We used it in the cable company to pick winners of those customers that entered a contest to win a TV, free service, free movies, etc.
----- Original Message -----
From: Jeff Crosby
To: 'Midrange Systems Technical Discussion'
Sent: Friday, February 01, 2008 11:35 AM
Subject: RE: Random number access on the i5
I have a question regarding random numbers.

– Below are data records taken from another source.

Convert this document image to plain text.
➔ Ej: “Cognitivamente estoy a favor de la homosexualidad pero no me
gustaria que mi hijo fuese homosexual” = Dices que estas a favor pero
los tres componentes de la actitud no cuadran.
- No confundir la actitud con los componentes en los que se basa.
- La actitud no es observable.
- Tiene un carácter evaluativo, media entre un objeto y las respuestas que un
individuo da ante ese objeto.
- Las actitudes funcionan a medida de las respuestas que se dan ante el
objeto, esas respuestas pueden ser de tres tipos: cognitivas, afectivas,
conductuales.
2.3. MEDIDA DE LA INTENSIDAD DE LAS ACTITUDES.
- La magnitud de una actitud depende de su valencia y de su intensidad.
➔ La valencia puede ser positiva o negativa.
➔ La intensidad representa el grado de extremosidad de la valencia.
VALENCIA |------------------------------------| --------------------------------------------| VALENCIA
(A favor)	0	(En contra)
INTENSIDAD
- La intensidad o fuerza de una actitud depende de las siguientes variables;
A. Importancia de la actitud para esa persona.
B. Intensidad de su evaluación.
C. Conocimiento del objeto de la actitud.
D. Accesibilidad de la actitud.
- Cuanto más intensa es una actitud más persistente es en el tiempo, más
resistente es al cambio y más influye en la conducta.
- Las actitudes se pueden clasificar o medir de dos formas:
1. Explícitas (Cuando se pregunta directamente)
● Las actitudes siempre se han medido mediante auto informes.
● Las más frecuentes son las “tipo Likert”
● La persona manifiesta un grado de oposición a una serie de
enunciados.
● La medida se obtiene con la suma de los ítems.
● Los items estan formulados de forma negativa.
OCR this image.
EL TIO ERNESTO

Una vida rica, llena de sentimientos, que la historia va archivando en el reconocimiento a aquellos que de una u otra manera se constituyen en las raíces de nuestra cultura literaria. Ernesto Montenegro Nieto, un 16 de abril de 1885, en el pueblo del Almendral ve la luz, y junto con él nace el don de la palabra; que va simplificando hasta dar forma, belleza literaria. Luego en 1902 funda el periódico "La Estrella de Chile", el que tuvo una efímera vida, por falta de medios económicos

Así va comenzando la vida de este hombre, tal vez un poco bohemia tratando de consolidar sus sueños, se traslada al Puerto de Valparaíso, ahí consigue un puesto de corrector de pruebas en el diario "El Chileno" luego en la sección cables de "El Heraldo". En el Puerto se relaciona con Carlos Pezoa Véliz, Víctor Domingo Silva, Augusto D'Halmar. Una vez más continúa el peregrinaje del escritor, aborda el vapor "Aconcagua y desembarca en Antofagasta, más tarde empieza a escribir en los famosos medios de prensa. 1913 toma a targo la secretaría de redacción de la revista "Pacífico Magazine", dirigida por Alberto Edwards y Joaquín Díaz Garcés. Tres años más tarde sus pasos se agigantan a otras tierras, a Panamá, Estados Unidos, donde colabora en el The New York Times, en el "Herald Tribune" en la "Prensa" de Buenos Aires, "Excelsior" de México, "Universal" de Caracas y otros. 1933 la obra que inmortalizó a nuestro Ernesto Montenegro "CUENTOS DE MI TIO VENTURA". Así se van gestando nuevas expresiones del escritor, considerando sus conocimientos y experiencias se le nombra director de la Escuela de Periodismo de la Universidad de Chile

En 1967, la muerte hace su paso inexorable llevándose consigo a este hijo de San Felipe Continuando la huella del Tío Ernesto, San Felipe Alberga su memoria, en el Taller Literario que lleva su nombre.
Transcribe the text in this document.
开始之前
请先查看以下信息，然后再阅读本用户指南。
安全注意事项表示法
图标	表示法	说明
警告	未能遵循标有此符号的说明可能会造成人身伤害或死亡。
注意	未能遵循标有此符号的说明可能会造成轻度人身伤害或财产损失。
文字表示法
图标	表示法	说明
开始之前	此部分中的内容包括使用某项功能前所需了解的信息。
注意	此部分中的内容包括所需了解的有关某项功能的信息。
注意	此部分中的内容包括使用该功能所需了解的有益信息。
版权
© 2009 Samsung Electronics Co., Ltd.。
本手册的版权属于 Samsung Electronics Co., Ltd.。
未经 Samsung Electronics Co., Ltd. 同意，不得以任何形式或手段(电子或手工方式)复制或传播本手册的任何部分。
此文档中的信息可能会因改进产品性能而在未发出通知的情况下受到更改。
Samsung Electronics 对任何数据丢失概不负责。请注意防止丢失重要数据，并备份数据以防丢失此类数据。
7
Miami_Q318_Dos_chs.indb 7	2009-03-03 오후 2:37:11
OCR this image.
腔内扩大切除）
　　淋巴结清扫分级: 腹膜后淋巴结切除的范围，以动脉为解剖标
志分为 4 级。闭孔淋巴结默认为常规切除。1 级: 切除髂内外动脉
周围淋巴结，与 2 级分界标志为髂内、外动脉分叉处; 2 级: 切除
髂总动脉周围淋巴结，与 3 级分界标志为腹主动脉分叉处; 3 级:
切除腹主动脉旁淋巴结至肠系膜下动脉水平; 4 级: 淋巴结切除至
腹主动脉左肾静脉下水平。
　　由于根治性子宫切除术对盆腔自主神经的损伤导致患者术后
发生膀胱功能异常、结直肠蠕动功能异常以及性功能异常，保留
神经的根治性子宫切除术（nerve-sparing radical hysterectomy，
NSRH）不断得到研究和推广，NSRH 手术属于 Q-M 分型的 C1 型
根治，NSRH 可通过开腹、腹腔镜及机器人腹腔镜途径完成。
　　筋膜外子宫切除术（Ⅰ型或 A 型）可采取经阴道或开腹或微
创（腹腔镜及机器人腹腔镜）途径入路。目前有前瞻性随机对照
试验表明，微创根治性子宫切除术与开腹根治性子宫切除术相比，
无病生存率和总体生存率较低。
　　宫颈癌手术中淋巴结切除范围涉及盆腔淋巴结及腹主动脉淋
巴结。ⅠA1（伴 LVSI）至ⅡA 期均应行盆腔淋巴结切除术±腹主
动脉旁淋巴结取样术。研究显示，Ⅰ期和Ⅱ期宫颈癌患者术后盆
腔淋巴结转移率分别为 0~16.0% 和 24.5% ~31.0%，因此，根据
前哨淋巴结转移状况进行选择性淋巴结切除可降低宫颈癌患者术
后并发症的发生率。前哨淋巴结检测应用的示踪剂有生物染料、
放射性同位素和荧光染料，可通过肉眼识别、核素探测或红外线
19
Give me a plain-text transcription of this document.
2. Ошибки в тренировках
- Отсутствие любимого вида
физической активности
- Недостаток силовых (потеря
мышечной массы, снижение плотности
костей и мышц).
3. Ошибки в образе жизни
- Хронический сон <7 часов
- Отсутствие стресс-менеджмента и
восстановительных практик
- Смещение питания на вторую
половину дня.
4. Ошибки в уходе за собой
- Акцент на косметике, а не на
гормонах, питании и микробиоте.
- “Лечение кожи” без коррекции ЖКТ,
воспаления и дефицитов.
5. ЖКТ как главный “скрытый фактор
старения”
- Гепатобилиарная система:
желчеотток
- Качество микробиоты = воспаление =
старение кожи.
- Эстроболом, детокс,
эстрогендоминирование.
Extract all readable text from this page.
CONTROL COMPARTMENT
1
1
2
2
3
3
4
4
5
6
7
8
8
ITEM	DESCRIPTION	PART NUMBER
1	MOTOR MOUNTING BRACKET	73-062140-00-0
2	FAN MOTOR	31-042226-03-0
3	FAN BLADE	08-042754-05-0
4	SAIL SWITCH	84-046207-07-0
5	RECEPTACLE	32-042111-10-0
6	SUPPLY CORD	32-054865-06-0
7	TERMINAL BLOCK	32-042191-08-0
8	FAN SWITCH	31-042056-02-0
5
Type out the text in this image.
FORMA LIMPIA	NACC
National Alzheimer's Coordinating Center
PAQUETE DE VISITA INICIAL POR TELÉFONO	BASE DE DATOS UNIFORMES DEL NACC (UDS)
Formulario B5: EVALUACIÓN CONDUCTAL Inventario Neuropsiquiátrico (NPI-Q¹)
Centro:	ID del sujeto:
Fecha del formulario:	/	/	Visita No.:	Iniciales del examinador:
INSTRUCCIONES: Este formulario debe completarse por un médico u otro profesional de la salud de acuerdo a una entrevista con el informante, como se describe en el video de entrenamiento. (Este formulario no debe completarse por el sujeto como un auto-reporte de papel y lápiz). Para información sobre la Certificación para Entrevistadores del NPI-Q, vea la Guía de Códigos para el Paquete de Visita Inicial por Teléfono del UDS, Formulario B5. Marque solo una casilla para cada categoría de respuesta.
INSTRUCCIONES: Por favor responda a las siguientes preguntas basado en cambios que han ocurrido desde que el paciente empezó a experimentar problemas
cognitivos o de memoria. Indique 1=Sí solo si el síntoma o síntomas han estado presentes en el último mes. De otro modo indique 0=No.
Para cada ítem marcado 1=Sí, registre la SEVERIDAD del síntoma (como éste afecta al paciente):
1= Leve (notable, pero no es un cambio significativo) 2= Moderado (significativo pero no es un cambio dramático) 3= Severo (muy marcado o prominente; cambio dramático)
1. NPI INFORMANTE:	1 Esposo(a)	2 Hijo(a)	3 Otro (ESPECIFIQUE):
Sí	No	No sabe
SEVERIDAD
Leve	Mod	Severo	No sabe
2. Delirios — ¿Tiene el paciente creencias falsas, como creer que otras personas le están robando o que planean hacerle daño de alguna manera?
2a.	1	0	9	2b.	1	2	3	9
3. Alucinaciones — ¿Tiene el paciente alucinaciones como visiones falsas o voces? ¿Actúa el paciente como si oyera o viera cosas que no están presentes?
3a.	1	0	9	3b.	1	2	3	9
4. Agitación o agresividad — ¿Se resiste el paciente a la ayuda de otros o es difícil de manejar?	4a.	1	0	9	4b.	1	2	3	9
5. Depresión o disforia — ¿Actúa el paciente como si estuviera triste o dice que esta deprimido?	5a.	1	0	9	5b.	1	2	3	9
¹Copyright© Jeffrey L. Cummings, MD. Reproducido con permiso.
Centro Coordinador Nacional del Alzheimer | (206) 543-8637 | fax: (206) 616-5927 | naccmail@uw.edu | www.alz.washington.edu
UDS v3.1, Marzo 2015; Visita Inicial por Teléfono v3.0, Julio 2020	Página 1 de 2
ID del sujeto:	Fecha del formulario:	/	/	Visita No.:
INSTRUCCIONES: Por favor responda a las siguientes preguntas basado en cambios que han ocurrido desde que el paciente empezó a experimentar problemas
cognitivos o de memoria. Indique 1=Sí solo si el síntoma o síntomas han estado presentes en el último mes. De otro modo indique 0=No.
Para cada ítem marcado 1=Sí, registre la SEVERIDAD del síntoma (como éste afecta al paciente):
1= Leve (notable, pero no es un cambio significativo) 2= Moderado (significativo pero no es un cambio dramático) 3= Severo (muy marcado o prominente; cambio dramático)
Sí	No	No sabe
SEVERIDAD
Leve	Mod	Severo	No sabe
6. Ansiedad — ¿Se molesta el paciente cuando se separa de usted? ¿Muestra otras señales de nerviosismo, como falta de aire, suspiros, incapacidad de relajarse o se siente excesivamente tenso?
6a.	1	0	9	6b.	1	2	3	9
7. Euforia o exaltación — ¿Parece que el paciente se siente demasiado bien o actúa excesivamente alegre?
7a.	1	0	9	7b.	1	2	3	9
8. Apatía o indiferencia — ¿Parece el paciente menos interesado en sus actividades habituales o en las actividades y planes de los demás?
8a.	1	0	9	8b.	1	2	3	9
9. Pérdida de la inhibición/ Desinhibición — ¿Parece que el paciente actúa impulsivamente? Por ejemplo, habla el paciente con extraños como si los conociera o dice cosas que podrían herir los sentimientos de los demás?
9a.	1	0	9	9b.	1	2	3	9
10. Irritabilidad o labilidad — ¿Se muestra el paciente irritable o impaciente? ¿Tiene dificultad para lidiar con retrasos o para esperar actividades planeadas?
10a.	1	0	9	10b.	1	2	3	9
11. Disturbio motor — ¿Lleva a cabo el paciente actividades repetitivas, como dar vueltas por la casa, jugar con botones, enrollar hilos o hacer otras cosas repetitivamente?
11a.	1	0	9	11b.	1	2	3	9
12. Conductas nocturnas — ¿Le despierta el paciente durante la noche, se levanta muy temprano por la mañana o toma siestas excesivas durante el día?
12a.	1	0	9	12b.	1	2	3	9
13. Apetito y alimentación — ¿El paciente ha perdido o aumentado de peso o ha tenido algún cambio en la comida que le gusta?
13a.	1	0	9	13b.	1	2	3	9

I have been doing business programming for 30+ years. I have never needed a
random number and simply don't have any idea why one would need such a
thing.
Somebody enlighten me. :)
--
Jeff Crosby
UniPro FoodService/Dilgard
P.O. Box 13369
Ft. Wayne, IN 46868-3369
260-422-7531
The opinions expressed are my own and not necessarily the opinion of my
company. Unless I say so.
> -----Original Message-----
> From: midrange-l-bounces@xxxxxxxxxxxx
> [mailto:midrange-l-bounces@xxxxxxxxxxxx] On Behalf Of Buck
> Sent: Friday, February 01, 2008 11:30 AM
> To: midrange-l@xxxxxxxxxxxx
> Subject: Re: Random number access on the i5
>
> Mark Villa wrote:
>
> > Is there such a thing as a "certified random number"? I
> would like to
> > get this behind me and I have not found a methodology I can
> sign off
> > on yet. Ideally, any correct algorithm could be multiple
> platform. I
> > am under the impression that it should be CPU dependant and
> a CPU must
> > support it directly with an instruction.
>
> I am partial to Park & Miller rather than the C library
> routines, see
http://www.firstpr.com.au/dsp/rand31/ A decent
> explanation of pseudorandom numbers is in the Wikipedia
>
http://en.wikipedia.org/wiki/Pseudo-random_number_generator
> Knuth in volume 2 of The Art of Computer Programming has a
> long and useful section on randomness.
>
> What do you need the random number to do?